Of note, several men with muscle dysmorphia reported anabolic-androgenic steroid use to increase muscle mass. This finding may be an underestimate, given that anabolic-androgenic steroid use is often denied (Pope, Kanayama, Ionescu-Pioggia, & Hudson, 2004). Given the medical and psychiatric risks associated with anabolic-androgenic steroid use (Brower, 2002; Pope et al., 2000), this behavior represents a serious clinical concern. The men with muscle dysmorphia also had a remarkably high rate of substance use disorders more generally—a finding that recalls another recent study showing that anabolic-androgenic steroid users exhibited remarkably high rates of other substance abuse and dependence (Kanayama, Pope, Cohane, & Hudson, 2003).
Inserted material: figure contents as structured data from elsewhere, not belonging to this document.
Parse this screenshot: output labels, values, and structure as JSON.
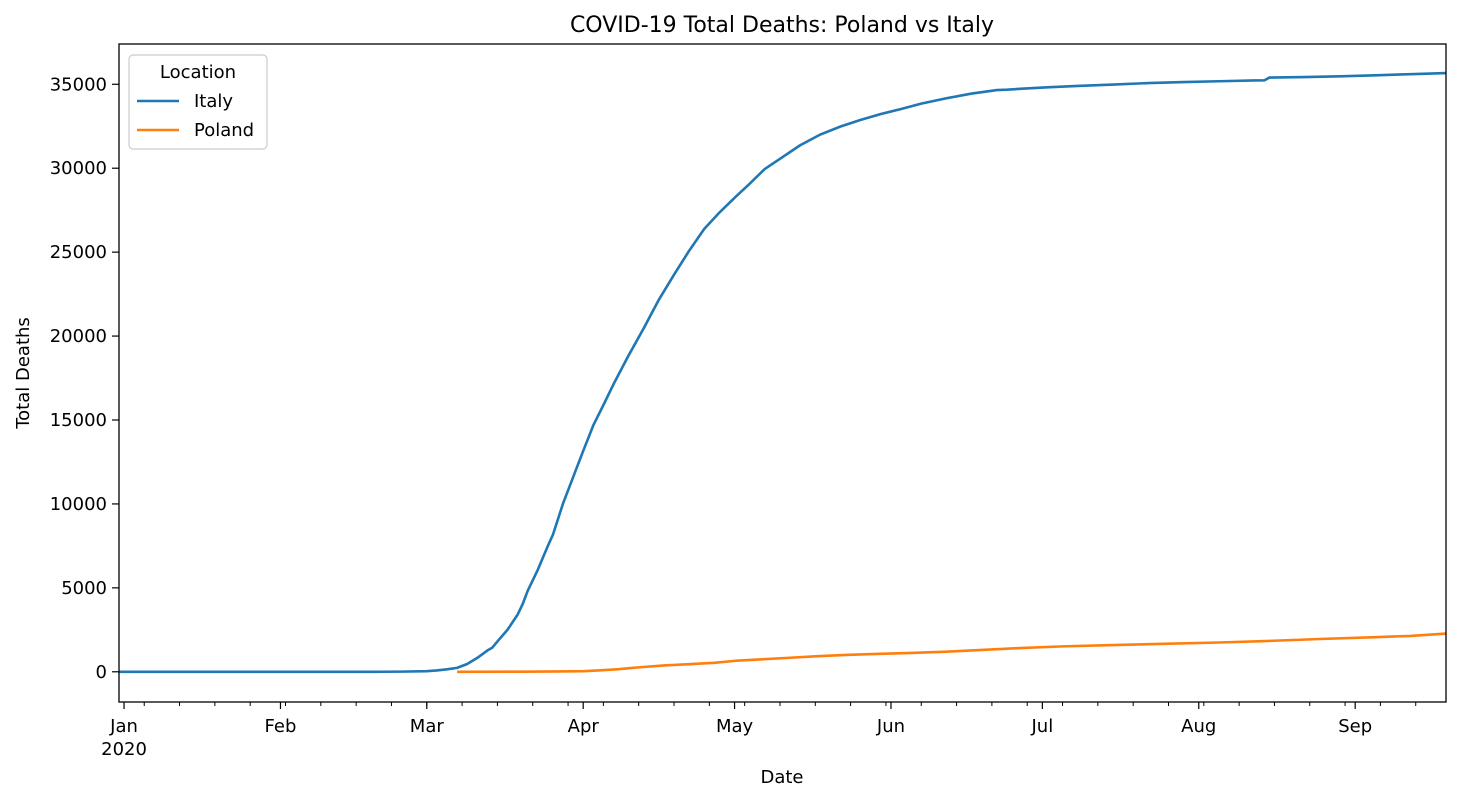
{
  "chart_data": {
    "type": "line",
    "title": "COVID-19 Total Deaths: Poland vs Italy",
    "xlabel": "Date",
    "ylabel": "Total Deaths",
    "xlim": [
      "2019-12-31",
      "2020-09-19"
    ],
    "ylim": [
      -1800,
      37400
    ],
    "grid": false,
    "legend": {
      "title": "Location",
      "placement": "top-left"
    },
    "x_ticks": [
      {
        "date": "2020-01-01",
        "label": "Jan",
        "sublabel": "2020"
      },
      {
        "date": "2020-02-01",
        "label": "Feb",
        "sublabel": ""
      },
      {
        "date": "2020-03-01",
        "label": "Mar",
        "sublabel": ""
      },
      {
        "date": "2020-04-01",
        "label": "Apr",
        "sublabel": ""
      },
      {
        "date": "2020-05-01",
        "label": "May",
        "sublabel": ""
      },
      {
        "date": "2020-06-01",
        "label": "Jun",
        "sublabel": ""
      },
      {
        "date": "2020-07-01",
        "label": "Jul",
        "sublabel": ""
      },
      {
        "date": "2020-08-01",
        "label": "Aug",
        "sublabel": ""
      },
      {
        "date": "2020-09-01",
        "label": "Sep",
        "sublabel": ""
      }
    ],
    "y_ticks": [
      0,
      5000,
      10000,
      15000,
      20000,
      25000,
      30000,
      35000
    ],
    "series": [
      {
        "name": "Italy",
        "color": "#1f77b4",
        "points": [
          [
            "2019-12-31",
            0
          ],
          [
            "2020-02-20",
            0
          ],
          [
            "2020-02-25",
            10
          ],
          [
            "2020-03-01",
            34
          ],
          [
            "2020-03-03",
            79
          ],
          [
            "2020-03-05",
            148
          ],
          [
            "2020-03-07",
            233
          ],
          [
            "2020-03-09",
            463
          ],
          [
            "2020-03-11",
            827
          ],
          [
            "2020-03-13",
            1266
          ],
          [
            "2020-03-14",
            1441
          ],
          [
            "2020-03-15",
            1809
          ],
          [
            "2020-03-17",
            2503
          ],
          [
            "2020-03-19",
            3405
          ],
          [
            "2020-03-20",
            4032
          ],
          [
            "2020-03-21",
            4825
          ],
          [
            "2020-03-23",
            6077
          ],
          [
            "2020-03-25",
            7503
          ],
          [
            "2020-03-26",
            8165
          ],
          [
            "2020-03-28",
            10023
          ],
          [
            "2020-03-30",
            11591
          ],
          [
            "2020-04-01",
            13155
          ],
          [
            "2020-04-03",
            14681
          ],
          [
            "2020-04-05",
            15887
          ],
          [
            "2020-04-07",
            17127
          ],
          [
            "2020-04-10",
            18849
          ],
          [
            "2020-04-13",
            20465
          ],
          [
            "2020-04-16",
            22170
          ],
          [
            "2020-04-19",
            23660
          ],
          [
            "2020-04-22",
            25085
          ],
          [
            "2020-04-25",
            26384
          ],
          [
            "2020-04-28",
            27359
          ],
          [
            "2020-05-01",
            28236
          ],
          [
            "2020-05-04",
            29079
          ],
          [
            "2020-05-07",
            29958
          ],
          [
            "2020-05-10",
            30560
          ],
          [
            "2020-05-14",
            31368
          ],
          [
            "2020-05-18",
            32007
          ],
          [
            "2020-05-22",
            32486
          ],
          [
            "2020-05-26",
            32877
          ],
          [
            "2020-05-30",
            33229
          ],
          [
            "2020-06-03",
            33530
          ],
          [
            "2020-06-07",
            33846
          ],
          [
            "2020-06-12",
            34167
          ],
          [
            "2020-06-17",
            34448
          ],
          [
            "2020-06-22",
            34657
          ],
          [
            "2020-06-24",
            34678
          ],
          [
            "2020-06-27",
            34738
          ],
          [
            "2020-07-02",
            34818
          ],
          [
            "2020-07-08",
            34899
          ],
          [
            "2020-07-15",
            34984
          ],
          [
            "2020-07-22",
            35073
          ],
          [
            "2020-07-29",
            35132
          ],
          [
            "2020-08-05",
            35181
          ],
          [
            "2020-08-12",
            35231
          ],
          [
            "2020-08-14",
            35234
          ],
          [
            "2020-08-15",
            35400
          ],
          [
            "2020-08-22",
            35430
          ],
          [
            "2020-08-29",
            35473
          ],
          [
            "2020-09-05",
            35534
          ],
          [
            "2020-09-12",
            35603
          ],
          [
            "2020-09-19",
            35668
          ]
        ]
      },
      {
        "name": "Poland",
        "color": "#ff7f0e",
        "points": [
          [
            "2020-03-07",
            0
          ],
          [
            "2020-03-20",
            5
          ],
          [
            "2020-03-27",
            23
          ],
          [
            "2020-04-01",
            33
          ],
          [
            "2020-04-04",
            79
          ],
          [
            "2020-04-08",
            153
          ],
          [
            "2020-04-12",
            263
          ],
          [
            "2020-04-17",
            380
          ],
          [
            "2020-04-22",
            455
          ],
          [
            "2020-04-27",
            535
          ],
          [
            "2020-05-01",
            651
          ],
          [
            "2020-05-06",
            734
          ],
          [
            "2020-05-12",
            836
          ],
          [
            "2020-05-17",
            920
          ],
          [
            "2020-05-23",
            1004
          ],
          [
            "2020-05-29",
            1064
          ],
          [
            "2020-06-05",
            1121
          ],
          [
            "2020-06-12",
            1200
          ],
          [
            "2020-06-19",
            1302
          ],
          [
            "2020-06-26",
            1406
          ],
          [
            "2020-07-05",
            1514
          ],
          [
            "2020-07-15",
            1594
          ],
          [
            "2020-07-25",
            1668
          ],
          [
            "2020-08-05",
            1745
          ],
          [
            "2020-08-15",
            1840
          ],
          [
            "2020-08-25",
            1953
          ],
          [
            "2020-09-05",
            2064
          ],
          [
            "2020-09-12",
            2138
          ],
          [
            "2020-09-19",
            2275
          ]
        ]
      }
    ]
  }
}
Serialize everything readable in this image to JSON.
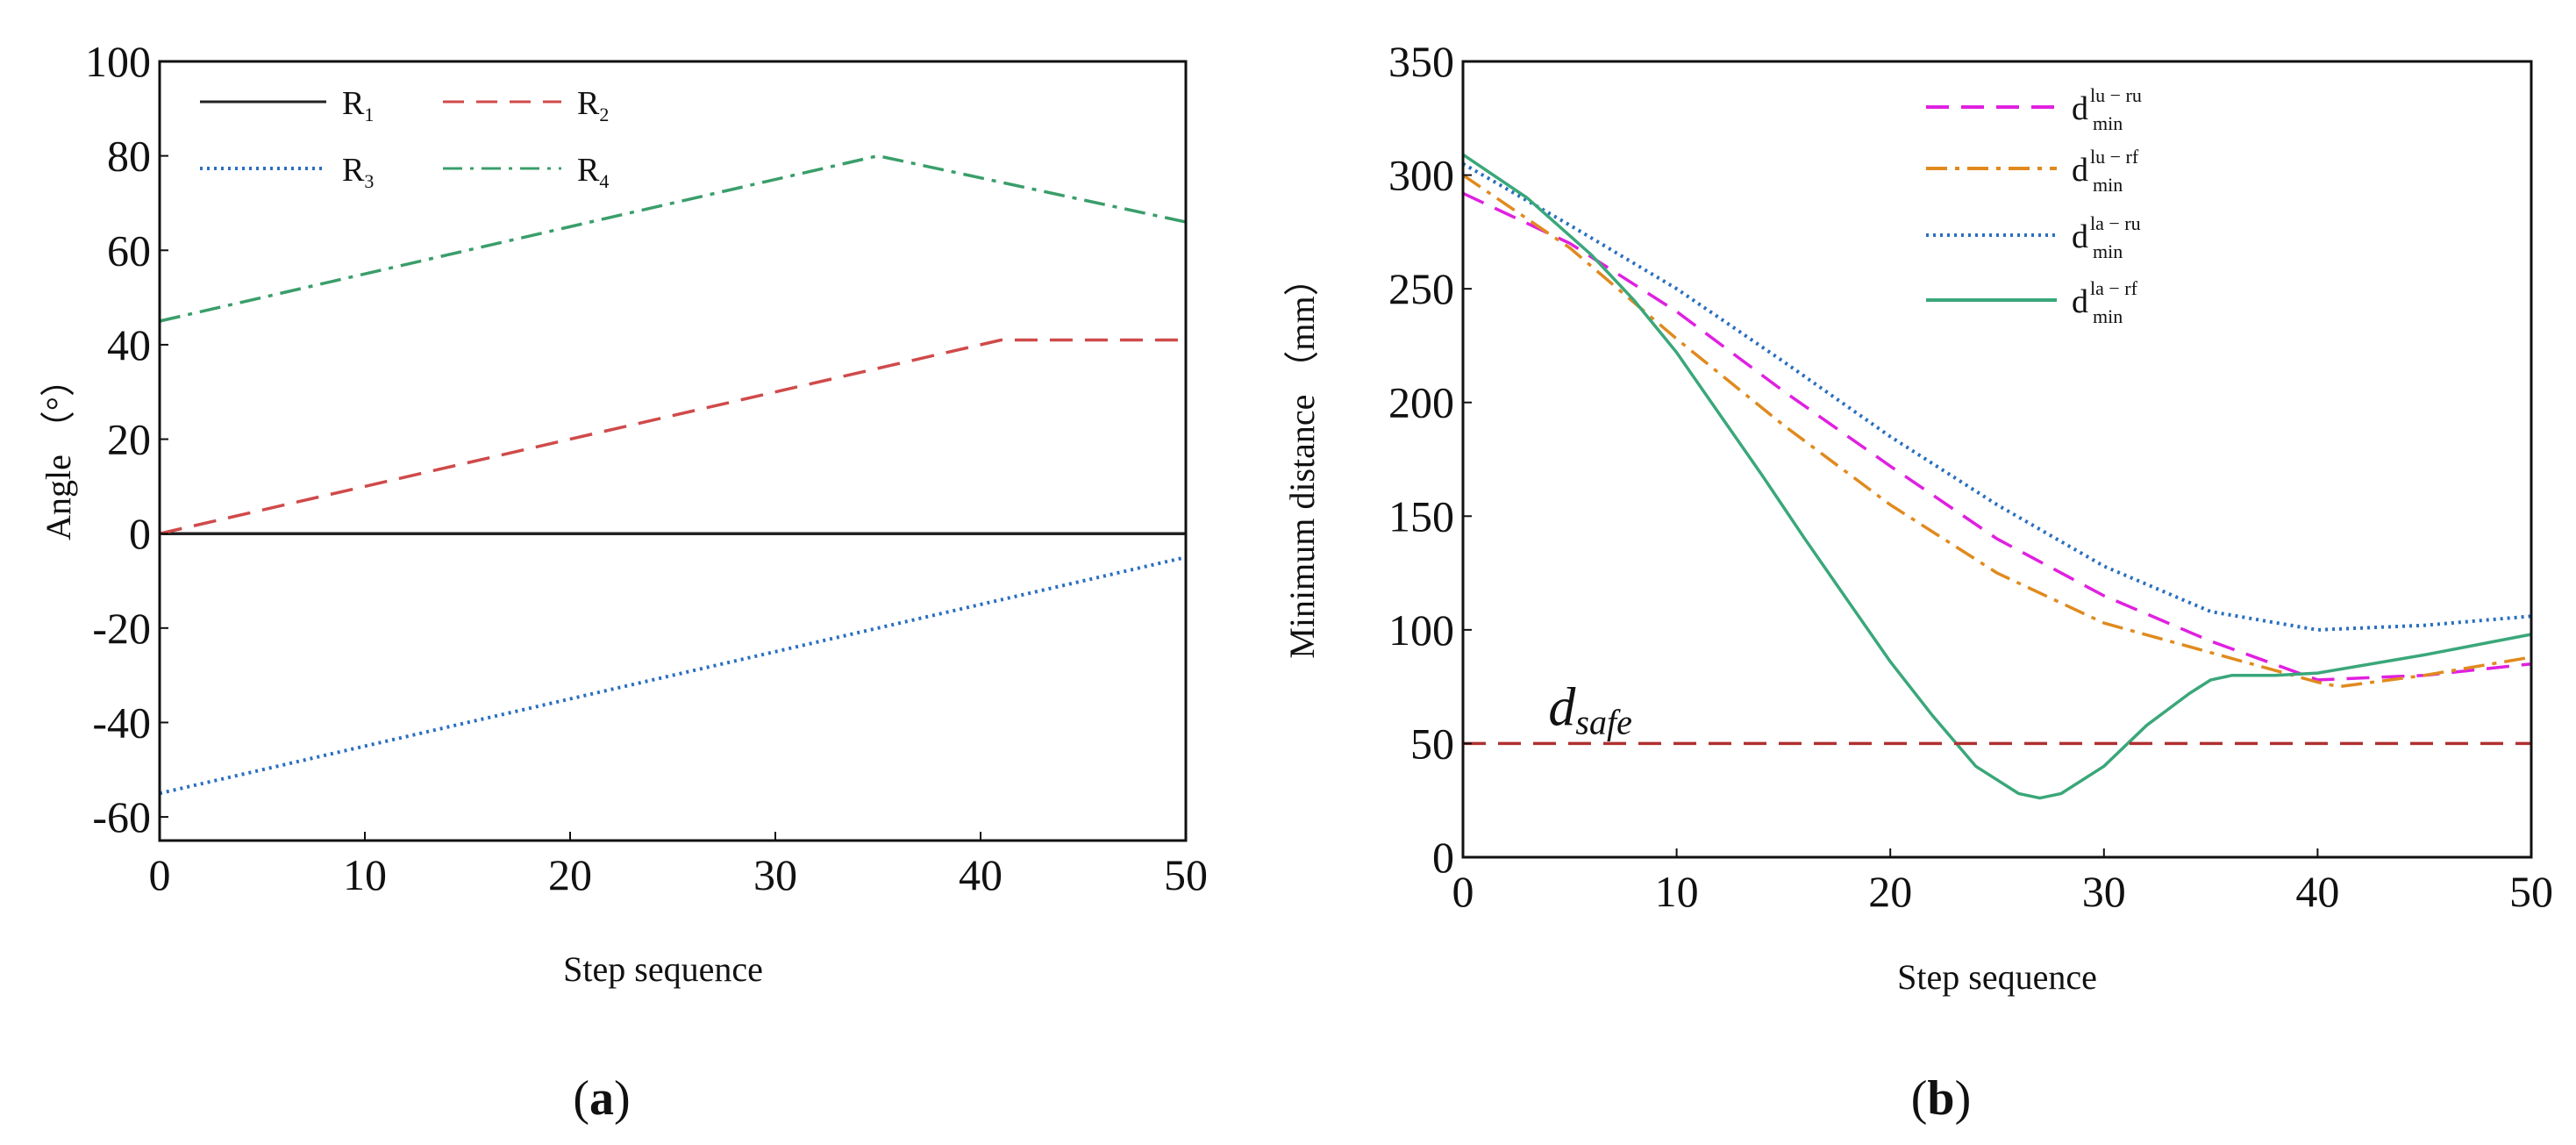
{
  "chart_data": [
    {
      "type": "line",
      "panel_label": {
        "open": "(",
        "letter": "a",
        "close": ")"
      },
      "xlabel": "Step sequence",
      "ylabel": "Angle （°）",
      "xlim": [
        0,
        50
      ],
      "ylim": [
        -65,
        100
      ],
      "xticks": [
        "0",
        "10",
        "20",
        "30",
        "40",
        "50"
      ],
      "yticks": [
        "100",
        "80",
        "60",
        "40",
        "20",
        "0",
        "-20",
        "-40",
        "-60"
      ],
      "legend_position": "top-left",
      "series": [
        {
          "name": "R",
          "sub": "1",
          "color": "#222222",
          "dash": "solid",
          "x": [
            0,
            50
          ],
          "y": [
            0,
            0
          ]
        },
        {
          "name": "R",
          "sub": "2",
          "color": "#d04a4a",
          "dash": "dashed",
          "x": [
            0,
            41,
            50
          ],
          "y": [
            0,
            41,
            41
          ]
        },
        {
          "name": "R",
          "sub": "3",
          "color": "#2a6fc0",
          "dash": "dotted",
          "x": [
            0,
            50
          ],
          "y": [
            -55,
            -5
          ]
        },
        {
          "name": "R",
          "sub": "4",
          "color": "#3a9e6a",
          "dash": "dashdot",
          "x": [
            0,
            35,
            50
          ],
          "y": [
            45,
            80,
            66
          ]
        }
      ]
    },
    {
      "type": "line",
      "panel_label": {
        "open": "(",
        "letter": "b",
        "close": ")"
      },
      "xlabel": "Step sequence",
      "ylabel": "Minimum distance （mm）",
      "xlim": [
        0,
        50
      ],
      "ylim": [
        0,
        350
      ],
      "xticks": [
        "0",
        "10",
        "20",
        "30",
        "40",
        "50"
      ],
      "yticks": [
        "350",
        "300",
        "250",
        "200",
        "150",
        "100",
        "50",
        "0"
      ],
      "legend_position": "top-right",
      "annotation": {
        "main": "d",
        "sub": "safe",
        "x": 4,
        "y": 58
      },
      "series": [
        {
          "name": "d",
          "sub": "min",
          "sup": "lu − ru",
          "color": "#e020e0",
          "dash": "dashed",
          "x": [
            0,
            5,
            10,
            15,
            20,
            25,
            30,
            35,
            40,
            45,
            50
          ],
          "y": [
            292,
            270,
            240,
            205,
            172,
            140,
            115,
            95,
            78,
            80,
            85
          ]
        },
        {
          "name": "d",
          "sub": "min",
          "sup": "lu − rf",
          "color": "#e08a1e",
          "dash": "dashdot",
          "x": [
            0,
            5,
            10,
            15,
            20,
            25,
            30,
            35,
            40,
            41,
            45,
            50
          ],
          "y": [
            300,
            268,
            228,
            190,
            155,
            125,
            103,
            90,
            77,
            75,
            80,
            88
          ]
        },
        {
          "name": "d",
          "sub": "min",
          "sup": "la − ru",
          "color": "#2a6fc0",
          "dash": "dotted",
          "x": [
            0,
            5,
            10,
            15,
            20,
            25,
            30,
            35,
            40,
            45,
            50
          ],
          "y": [
            305,
            278,
            250,
            218,
            185,
            155,
            128,
            108,
            100,
            102,
            106
          ]
        },
        {
          "name": "d",
          "sub": "min",
          "sup": "la − rf",
          "color": "#3aa77a",
          "dash": "solid",
          "x": [
            0,
            3,
            6,
            8,
            10,
            12,
            14,
            16,
            18,
            20,
            22,
            24,
            26,
            27,
            28,
            30,
            32,
            34,
            35,
            36,
            38,
            40,
            45,
            50
          ],
          "y": [
            309,
            290,
            265,
            245,
            222,
            195,
            168,
            140,
            113,
            86,
            62,
            40,
            28,
            26,
            28,
            40,
            58,
            72,
            78,
            80,
            80,
            81,
            89,
            98
          ]
        },
        {
          "name": "d_safe",
          "color": "#b03030",
          "dash": "dashed",
          "x": [
            0,
            50
          ],
          "y": [
            50,
            50
          ]
        }
      ]
    }
  ]
}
One study limitation is the small sample size, which limited statistical power. Also, the sample was one of convenience, and participants may not have been entirely representative of those in the community or the subgroup that consults clinicians. In addition, information in some records was insufficient for raters to diagnose muscle dysmorphia with certainty; however, there was a high rate of agreement between the two independent blinded raters, and two separate analyses, using the diagnoses of the two raters, produced very similar results. Furthermore, we did not compare a group of men with “pure” muscle dysmorphia (i.e., men with muscle dysmorphia but not other forms of BDD) to men with BDD but not muscle dysmorphia. (We found that several participants in our study had “pure” muscle dysmorphia, and this was the case for 10 of 15 participants in the study by Hitzeroth et al. (2001).) Such studies are needed to shed additional light on similarities and differences between muscle dysmorphia and more classic BDD symptoms, including whether muscle dysmorphia may be a more severe variant of BDD.
These findings have several clinical implications. First, when evaluating men presenting with any type of BDD, clinicians should inquire about muscle dysmorphia, since men with other body-part preoccupations may also have muscle dysmorphia, which appears to be associated with greater psychopathology. Second, if our findings are valid, and muscle dysmorphia not infrequently co-occurs with other manifestations of BDD, then it might be expected to respond to treatment similarly to classic BDD (i.e., serotonin uptake inhibitors [Phillips, 2002] or cognitive-behavioral therapy [Rosen, Reiter, & Orosan, 1995]). However, the treatment of muscle dysmorphia symptoms needs to be studied, as do many other aspects of this recently recognized and understudied condition.
This study was supported by grants from the National Institute of Mental Health (R01 MH60241 and K24 MH63975) to Dr. Phillips.